Nel libro della mostra abbiamo voluto inserire una serie di ristampe anastatiche di alcune interviste a designer e direttori e direttrici realizzate da riviste indipendenti: approfondimenti che può fare solo la carta stampata. Tuttavia oggi è davvero cambiato il ruolo della carta stampata. Per la mia esperienza con gli studenti posso dire che pochissimi comprano i giornali perché l’accesso all’informazione è completamente un altro rispetto a prima. Però è anche vero che i giornali ultimamente sono diventati delle piattaforme, dove si intrecciano la produzione di eventi e molte altre cose ancora. La carta stampata deve avere più un valore di critica e approfondimento, perché la notizia in sé ora è già bruciata nel momento stesso in cui si stampa. Personalmente, nella mia formazione le riviste sono state importantissime e in mostra c’è quindi un tavolo esclusivamente dedicato a riviste e pubblicazioni di moda. D’altra parte anche le case di moda stampano tantissimi libri. La carta stampata per me continua ad avere una grande importanza, diciamo solo che si è trasformata.
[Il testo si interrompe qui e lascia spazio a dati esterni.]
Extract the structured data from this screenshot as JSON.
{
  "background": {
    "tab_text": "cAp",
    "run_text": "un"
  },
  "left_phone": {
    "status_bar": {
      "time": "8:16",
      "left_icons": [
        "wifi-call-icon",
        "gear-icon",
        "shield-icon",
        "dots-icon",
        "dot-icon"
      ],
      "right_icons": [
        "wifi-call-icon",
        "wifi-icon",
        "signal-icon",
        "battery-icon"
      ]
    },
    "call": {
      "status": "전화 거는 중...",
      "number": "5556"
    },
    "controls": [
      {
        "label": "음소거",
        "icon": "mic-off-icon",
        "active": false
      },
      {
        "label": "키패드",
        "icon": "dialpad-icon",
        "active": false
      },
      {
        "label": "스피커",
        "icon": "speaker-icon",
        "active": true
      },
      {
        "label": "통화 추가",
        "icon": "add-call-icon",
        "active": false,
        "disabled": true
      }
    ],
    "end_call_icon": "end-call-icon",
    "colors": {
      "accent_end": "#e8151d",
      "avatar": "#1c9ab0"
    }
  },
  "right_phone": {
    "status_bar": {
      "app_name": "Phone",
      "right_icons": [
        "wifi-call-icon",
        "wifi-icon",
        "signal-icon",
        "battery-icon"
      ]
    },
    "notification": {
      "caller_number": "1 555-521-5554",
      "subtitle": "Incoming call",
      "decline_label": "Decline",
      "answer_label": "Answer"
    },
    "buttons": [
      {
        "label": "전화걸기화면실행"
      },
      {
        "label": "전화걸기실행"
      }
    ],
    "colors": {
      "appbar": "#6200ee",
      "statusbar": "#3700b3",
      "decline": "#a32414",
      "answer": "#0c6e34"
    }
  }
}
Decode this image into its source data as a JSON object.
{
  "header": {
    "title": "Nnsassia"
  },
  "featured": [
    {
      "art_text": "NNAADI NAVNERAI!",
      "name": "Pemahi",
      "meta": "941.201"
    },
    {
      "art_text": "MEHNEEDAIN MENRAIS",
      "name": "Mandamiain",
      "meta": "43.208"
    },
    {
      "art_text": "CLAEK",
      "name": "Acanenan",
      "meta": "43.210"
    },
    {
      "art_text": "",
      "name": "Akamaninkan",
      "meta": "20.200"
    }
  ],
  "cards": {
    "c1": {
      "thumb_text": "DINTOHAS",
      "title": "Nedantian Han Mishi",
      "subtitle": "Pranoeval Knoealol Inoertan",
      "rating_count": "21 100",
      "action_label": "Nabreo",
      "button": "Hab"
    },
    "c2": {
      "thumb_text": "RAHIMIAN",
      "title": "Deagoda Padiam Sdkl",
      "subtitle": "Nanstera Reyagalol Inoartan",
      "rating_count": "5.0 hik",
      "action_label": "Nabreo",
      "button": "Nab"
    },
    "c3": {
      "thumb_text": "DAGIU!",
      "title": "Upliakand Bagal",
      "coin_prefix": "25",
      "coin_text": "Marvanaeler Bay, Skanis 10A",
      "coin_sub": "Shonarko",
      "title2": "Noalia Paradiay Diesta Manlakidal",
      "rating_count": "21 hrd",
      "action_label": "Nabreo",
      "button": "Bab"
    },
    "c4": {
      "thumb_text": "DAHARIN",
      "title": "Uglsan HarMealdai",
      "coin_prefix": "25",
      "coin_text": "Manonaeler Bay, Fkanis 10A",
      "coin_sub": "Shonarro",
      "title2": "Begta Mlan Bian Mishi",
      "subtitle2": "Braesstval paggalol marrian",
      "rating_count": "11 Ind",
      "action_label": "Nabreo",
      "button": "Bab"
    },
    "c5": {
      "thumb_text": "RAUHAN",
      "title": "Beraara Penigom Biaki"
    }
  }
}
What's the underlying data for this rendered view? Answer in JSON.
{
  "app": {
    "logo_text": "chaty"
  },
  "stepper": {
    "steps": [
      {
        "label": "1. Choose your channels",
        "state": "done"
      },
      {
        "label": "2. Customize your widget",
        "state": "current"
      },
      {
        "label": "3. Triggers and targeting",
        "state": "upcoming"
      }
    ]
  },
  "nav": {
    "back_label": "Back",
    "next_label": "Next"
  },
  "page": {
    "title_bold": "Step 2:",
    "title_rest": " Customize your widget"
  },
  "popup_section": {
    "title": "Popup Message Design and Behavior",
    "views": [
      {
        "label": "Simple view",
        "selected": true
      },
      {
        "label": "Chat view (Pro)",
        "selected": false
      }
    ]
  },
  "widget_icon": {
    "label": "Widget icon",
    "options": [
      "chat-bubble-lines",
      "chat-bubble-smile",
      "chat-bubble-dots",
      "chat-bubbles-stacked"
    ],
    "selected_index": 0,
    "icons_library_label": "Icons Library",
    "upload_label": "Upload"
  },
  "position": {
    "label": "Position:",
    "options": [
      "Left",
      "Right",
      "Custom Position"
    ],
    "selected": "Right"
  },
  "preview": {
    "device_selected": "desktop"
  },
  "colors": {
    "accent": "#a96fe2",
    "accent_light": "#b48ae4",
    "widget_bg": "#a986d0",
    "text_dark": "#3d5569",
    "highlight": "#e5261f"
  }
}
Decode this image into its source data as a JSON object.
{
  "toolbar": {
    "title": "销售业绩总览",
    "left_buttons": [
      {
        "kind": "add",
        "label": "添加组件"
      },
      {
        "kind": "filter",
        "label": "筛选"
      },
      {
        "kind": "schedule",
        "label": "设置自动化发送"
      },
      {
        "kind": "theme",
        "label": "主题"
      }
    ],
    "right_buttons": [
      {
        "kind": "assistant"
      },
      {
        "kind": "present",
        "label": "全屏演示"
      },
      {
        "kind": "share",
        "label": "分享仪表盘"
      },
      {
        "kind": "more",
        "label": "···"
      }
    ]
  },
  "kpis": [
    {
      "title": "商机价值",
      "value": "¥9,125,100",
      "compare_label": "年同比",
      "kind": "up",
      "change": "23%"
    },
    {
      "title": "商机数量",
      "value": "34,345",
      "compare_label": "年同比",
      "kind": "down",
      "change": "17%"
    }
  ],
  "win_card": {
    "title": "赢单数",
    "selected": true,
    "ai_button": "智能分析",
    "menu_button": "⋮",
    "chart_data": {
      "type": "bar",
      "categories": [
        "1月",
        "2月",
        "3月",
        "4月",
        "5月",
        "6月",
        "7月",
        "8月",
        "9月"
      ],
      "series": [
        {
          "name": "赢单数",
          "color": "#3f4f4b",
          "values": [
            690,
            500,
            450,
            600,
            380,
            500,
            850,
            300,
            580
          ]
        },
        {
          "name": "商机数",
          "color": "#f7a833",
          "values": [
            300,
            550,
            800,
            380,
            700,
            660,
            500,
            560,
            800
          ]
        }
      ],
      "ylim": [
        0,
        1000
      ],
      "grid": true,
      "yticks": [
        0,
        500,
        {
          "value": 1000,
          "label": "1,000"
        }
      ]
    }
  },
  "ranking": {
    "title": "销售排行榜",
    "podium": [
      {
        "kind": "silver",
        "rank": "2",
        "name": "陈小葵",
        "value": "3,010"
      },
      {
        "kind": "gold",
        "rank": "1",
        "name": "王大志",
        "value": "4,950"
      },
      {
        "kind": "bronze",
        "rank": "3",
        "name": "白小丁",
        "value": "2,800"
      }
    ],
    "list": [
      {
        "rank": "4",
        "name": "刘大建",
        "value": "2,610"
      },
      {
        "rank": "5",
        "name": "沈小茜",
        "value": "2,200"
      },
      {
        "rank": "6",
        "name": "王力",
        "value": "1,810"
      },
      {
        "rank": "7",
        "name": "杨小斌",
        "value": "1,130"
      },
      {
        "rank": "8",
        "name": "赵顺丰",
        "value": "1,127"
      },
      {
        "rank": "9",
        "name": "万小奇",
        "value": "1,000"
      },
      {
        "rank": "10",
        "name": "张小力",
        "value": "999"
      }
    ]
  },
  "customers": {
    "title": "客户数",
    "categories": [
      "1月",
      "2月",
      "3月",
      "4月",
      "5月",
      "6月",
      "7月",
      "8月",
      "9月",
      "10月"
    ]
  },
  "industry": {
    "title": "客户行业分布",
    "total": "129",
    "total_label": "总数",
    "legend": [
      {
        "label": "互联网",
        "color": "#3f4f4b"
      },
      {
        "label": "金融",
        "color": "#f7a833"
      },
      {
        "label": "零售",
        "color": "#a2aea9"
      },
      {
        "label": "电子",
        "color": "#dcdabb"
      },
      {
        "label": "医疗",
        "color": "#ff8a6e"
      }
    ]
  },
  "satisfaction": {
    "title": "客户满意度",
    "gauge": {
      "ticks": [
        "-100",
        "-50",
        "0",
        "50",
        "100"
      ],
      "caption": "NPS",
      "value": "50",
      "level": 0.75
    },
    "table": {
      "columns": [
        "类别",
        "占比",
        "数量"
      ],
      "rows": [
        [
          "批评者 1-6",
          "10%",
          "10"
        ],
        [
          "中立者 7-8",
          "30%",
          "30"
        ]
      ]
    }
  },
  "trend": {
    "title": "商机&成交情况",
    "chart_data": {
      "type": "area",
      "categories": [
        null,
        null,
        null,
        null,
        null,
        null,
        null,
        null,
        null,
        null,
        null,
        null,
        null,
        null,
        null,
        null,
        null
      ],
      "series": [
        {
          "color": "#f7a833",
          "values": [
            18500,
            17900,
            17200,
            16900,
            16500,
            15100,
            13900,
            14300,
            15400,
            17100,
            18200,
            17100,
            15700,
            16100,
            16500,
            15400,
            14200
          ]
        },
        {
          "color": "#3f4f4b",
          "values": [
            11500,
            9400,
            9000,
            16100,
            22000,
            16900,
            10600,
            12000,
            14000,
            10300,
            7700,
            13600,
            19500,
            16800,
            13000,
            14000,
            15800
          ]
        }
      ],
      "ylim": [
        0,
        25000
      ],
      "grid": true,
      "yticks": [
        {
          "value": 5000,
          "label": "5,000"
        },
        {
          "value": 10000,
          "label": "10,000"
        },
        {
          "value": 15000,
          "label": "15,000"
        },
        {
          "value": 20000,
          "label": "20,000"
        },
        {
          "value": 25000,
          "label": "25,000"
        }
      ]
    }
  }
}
Hai voluto restituire Memorabile non con un classico catalogo da mostra, bensì attraverso un vero e proprio libro. Come è nata questa esigenza?
Il libro è stato complicatissimo. L’idea grafica è di Bruno, lo studio grafico con cui ho lavorato anche in passato, l’editore Marsilio. Il libro è costruito come se fosse composto da una serie di screenshot di sfilata, quindi come un montaggio continuo di immagini. I testi, invece, è come se li scrollassi sullo schermo del computer o del cellulare. Hanno contribuito al catalogo Emanuele Coccia, Alessandro Giammei, il bravissimo giornalista inglese Alexander Fury, Luis Venegas, Nick Rees-Roberts, Gabriele Monti, Silvia Schirinzi, Dylan Colussi, Judith Clark. Tanti punti di vista diversi per restituire la complessità della moda. Non voglio ci sia niente di assoluto o di chiuso, perché un lavoro come il mio si svolge e si dipana attraverso una serie aperta di domande alla ricerca di una visione volutamente incompleta della moda del presente, i cui confini sono il più possibile mobili e porosi. Un punto di partenza, non di arrivo.
Progetti per il prossimo futuro?
Memorabile. Ipermoda che apre il 27 novembre, sarà accompagnata da un public program con una serie di incontri che mi terranno impegnata fino a marzo 2025. Il 12 novembre esce per Einaudi il mio libro I racconti della moda, che presenterò proprio lo stesso giorno alla libreria Marcopolo qui a Venezia. Dopo di che sarò impegnata con le presentazioni del libro. Al momento sono concentrata su questi due progetti per me molto importanti.